The inventor did not publicize his experiments until the Daguerreotype was introduced in January 1839.
The paper is sensitized using a two-step process: water and table salt (sodium chloride) are applied, followed by a brushed-on coating of silver nitrate. The resulting silver chloride is not particularly sensitive, which means that the process requires relatively lengthy exposure times. As a result, the first photogenic drawings were obtained through direct contact with flat objects (plants, fabrics, drawings or manuscripts, etc.), following the principle of a photogram. Later on, Talbot experimented with using the same sensitized paper in camera obscura to capture still life images and architectural silhouettes, including some of his own home at Lacock Abbey.
The negative image was formed by printing out in direct light. It was then stabilized in an alkaline halide solution (chloride, bromide, or iodide) before the remaining sensitized salts were washed off the paper with water. The lilac, brown, and yellow shades generated by sodium chloride, potassium bromide, and potassium iodide respectively tend to darken over time, making the image relatively unstable when stored in darkness and even more fragile when exposed to light.
More stable photogenic drawings were obtained after the introduction of sodium thiosulfate (known originally as hyposulfite of soda) to 'fix' the images.
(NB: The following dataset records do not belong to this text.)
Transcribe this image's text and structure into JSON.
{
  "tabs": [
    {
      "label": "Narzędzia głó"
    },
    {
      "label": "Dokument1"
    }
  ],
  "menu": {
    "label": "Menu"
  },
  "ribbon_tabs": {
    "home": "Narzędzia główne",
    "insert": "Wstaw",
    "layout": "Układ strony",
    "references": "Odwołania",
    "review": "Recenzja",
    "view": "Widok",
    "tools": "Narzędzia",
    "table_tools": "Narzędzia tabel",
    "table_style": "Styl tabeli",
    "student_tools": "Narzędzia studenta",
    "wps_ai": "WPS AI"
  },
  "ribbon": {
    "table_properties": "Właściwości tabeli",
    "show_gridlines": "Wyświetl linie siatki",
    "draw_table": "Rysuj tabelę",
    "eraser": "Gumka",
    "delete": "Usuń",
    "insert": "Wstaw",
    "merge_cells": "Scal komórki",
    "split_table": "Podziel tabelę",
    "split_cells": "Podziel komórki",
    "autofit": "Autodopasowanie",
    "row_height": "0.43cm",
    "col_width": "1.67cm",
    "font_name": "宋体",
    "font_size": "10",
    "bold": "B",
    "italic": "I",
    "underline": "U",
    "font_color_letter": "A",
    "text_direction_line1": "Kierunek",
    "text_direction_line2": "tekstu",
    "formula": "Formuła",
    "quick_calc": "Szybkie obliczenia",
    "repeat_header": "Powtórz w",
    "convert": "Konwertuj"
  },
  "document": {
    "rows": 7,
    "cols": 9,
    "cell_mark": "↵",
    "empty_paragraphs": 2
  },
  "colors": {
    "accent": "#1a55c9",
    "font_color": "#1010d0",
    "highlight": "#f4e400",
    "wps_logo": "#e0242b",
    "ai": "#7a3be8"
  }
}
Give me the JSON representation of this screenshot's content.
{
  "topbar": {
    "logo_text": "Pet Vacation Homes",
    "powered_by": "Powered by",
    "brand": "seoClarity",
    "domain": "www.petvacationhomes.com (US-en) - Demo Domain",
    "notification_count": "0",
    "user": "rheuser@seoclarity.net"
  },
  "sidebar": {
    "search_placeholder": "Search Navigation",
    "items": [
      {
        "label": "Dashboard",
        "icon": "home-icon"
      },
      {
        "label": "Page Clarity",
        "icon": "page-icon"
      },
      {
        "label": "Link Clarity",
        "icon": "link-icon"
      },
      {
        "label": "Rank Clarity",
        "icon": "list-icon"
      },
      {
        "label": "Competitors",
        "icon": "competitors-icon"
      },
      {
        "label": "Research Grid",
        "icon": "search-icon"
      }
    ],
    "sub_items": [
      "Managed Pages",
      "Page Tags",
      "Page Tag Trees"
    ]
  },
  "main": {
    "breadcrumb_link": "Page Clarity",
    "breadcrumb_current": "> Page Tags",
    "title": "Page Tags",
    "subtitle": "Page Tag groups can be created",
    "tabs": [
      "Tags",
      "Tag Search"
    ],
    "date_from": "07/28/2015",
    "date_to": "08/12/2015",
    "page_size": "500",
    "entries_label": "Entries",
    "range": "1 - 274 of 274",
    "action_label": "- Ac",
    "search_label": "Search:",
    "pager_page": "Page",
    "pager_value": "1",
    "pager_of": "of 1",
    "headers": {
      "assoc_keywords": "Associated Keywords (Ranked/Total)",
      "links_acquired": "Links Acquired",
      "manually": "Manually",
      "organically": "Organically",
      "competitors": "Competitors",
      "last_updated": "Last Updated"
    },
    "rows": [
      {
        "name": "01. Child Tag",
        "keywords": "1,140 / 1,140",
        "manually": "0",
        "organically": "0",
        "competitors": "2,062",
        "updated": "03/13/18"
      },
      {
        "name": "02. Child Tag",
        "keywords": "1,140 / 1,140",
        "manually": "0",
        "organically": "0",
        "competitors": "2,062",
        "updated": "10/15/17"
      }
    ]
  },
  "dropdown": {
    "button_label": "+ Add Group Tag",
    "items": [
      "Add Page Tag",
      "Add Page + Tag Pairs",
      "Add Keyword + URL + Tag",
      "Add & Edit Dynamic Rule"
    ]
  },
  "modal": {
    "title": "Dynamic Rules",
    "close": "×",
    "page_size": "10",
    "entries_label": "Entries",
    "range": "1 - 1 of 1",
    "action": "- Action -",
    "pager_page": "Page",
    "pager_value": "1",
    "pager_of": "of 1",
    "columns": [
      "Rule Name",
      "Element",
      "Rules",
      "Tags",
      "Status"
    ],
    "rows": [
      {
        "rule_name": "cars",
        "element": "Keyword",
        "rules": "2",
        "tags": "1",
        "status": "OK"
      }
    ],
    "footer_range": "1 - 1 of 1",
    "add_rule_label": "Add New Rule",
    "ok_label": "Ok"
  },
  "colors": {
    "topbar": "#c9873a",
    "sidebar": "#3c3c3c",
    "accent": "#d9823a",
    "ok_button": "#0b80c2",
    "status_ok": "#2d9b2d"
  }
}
This did not occur until around 1840, however, when the process became obsolete and was gradually replaced by the calotype, a faster and much more effective way to capture images.
At the time, photogenic drawings were printed by contact on salted papers in a printing-frame. The image of a photogenic drawing, which may be matte or semi-matte depending on the paper used, is formed in the fibers of the paper itself. Sometimes, the paper is coated with a translucent oil- or wax-based product to improve the print resolution.